O Brasil não tem muita área desmatada para ganhar créditos com reflorestamento?
Tem. Mas olha só que paradoxo: eu ganho crédito plantando eucalipto, que demora a crescer, e não ganho nada evitando que uma floresta rica em biodiversidade e em seqüestro de carbono seja desmatada. Não ganhamos nada por evitar um desmatamento que vai resultar em 100 toneladas de carbono lançado na atmosfera por hectare ao ano, mas ganhamos para plantar uma floresta mixuruca, que vai retirar no máximo 3 ou 5 toneladas de carbono ao ano, e ainda leva uns 20 anos para chegar à mesma densidade da outra. O sistema é muito assimétrico.
Haverá créditos também para energia renovável?
No Brasil, não acredito. Mas, se houver, qual seria o risco dessa corrida para os créditos de energia renovável? O biodiesel, por exemplo. Que maravilha, está todo mundo gostando de biodiesel. Mas qual é a maior fonte de óleo vegetal no Brasil hoje? A soja. Então, você vai chegar ao paradoxo de desmatar para produzir soja e com ela biodiesel? Vamos produzir carbono para evitar o aquecimento global? O lobby da soja já está de olho nesse mercado. Querem fazer com a soja na Amazônia igual à cana no Pró-Álcool, que foi a facada final na Mata Atlântica…
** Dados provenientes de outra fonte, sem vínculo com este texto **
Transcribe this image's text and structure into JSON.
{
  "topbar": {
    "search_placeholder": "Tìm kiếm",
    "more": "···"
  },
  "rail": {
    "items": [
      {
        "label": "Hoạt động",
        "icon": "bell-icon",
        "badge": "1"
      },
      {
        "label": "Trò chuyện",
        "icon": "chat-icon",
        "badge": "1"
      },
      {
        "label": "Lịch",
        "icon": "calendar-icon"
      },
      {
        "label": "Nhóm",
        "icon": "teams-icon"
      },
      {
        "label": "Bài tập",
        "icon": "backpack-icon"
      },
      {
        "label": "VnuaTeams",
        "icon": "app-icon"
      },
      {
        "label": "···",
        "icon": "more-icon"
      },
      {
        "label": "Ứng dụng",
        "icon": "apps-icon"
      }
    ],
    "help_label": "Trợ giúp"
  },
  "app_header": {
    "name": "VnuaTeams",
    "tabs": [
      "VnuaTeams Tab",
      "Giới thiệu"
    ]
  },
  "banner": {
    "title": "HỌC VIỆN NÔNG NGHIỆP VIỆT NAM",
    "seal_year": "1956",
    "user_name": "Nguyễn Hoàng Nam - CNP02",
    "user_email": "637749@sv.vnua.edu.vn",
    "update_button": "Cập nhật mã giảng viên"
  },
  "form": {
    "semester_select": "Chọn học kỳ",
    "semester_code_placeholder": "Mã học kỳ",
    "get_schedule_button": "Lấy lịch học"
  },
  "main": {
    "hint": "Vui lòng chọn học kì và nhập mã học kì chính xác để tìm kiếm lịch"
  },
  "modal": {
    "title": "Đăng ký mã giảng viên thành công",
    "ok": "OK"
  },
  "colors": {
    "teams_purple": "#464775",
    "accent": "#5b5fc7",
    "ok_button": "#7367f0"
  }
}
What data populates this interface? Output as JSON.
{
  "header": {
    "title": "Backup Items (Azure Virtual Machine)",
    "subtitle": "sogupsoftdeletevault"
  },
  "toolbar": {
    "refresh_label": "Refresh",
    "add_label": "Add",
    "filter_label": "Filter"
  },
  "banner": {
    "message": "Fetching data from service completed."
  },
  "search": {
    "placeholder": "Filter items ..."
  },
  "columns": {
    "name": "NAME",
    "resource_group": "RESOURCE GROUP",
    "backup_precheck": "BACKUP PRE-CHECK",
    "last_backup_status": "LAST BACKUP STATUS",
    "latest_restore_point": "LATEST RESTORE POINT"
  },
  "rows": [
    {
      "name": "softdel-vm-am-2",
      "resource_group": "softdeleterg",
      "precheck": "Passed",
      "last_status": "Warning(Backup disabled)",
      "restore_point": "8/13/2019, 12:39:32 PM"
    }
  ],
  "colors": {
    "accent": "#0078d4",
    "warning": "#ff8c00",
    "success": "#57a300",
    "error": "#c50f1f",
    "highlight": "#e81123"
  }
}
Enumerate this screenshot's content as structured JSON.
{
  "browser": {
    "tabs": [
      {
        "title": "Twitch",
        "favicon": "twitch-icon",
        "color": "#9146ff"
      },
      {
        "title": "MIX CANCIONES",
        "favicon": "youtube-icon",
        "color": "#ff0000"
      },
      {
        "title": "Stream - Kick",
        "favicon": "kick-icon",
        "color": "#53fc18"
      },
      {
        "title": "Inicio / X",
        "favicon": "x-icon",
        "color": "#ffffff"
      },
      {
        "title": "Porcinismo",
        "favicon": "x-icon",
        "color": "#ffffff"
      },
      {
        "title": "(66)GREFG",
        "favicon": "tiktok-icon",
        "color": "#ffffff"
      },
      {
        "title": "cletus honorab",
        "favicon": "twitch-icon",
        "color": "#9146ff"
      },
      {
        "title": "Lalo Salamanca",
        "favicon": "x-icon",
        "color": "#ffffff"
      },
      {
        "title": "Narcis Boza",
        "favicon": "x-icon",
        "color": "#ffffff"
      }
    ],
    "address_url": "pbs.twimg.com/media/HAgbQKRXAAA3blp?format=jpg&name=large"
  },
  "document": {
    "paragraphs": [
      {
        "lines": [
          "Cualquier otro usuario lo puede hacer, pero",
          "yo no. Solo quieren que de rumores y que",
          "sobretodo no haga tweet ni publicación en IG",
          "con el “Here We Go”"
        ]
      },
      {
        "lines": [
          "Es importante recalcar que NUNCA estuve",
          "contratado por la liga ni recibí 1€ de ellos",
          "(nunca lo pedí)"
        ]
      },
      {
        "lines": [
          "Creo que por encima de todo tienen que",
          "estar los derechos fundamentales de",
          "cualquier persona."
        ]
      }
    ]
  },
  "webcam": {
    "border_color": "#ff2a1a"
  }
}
Não aprendemos com o erro?
É muito mais fácil perceber a importância de um ambiente quando ele é perdido do que quando está inteiro. Se hoje acontece um incêndio de 100 hectares de Mata Atlântica isso vira notícia de jornal, mas um de 1.000 hectares na Amazônia passa despercebido até pelo jornal local. Por quê? Por causa da escassez relativa. É o drama dessa nossa alienação. Hoje dei uma aula interessante na faculdade, uma aula de esgoto. Perguntei o que acontecia quando se aperta a descarga. Para onde vai o seu esgoto? A maior parte dos alunos não sabia. Os alunos da Zona Sul, que acompanharam todo o problema do emissário submarino, nunca tinham parado para pensar para onde vai aquilo tudo.
Por quê?
Por alienação em relação ao espaço físico. Um pouco do ranço, como diz o Elio Gaspari, das pessoas que moram no andar de cima, em que tudo lhes é garantido, inclusive o ambiente. Se eu sou do andar de cima, vou morar numa casa legal, numa área ambientalmente protegida, no final de semana vou pegar meu carro e ir para a praia que eu escolho, aquela mais deserta, aonde os farofeiros não chegam, porque vou colocar uma barreira. Por pior que seja a praia de Búzios comparada ao que era antes, ainda é mais interessante que o Piscinão de Ramos.
Quem é quem na economia ambiental?
Existe uma coisa muito bacana que é a Sociedade Brasileira de Economia Ecológica (SBEE), que agrega um número muito grande de pessoas pelo Brasil. Tem encontros bienais, no ano que vem deve ser em Brasília. Lá tem gente interessante como José Eli da Veiga, Ademar Ribeiro Romeiro, Peter May, o Ronaldo Seroa da Mota, que agora está afastado mas esteve envolvido com a origem da Sociedade, o Jorge Madeira Nogueira. Esses são os grandes nomes. Recomendo também o livrinho “Economia do meio ambiente” (editora Campus), que era para ser um manual de curso. Ali estão os grandes temas da economia ambiental.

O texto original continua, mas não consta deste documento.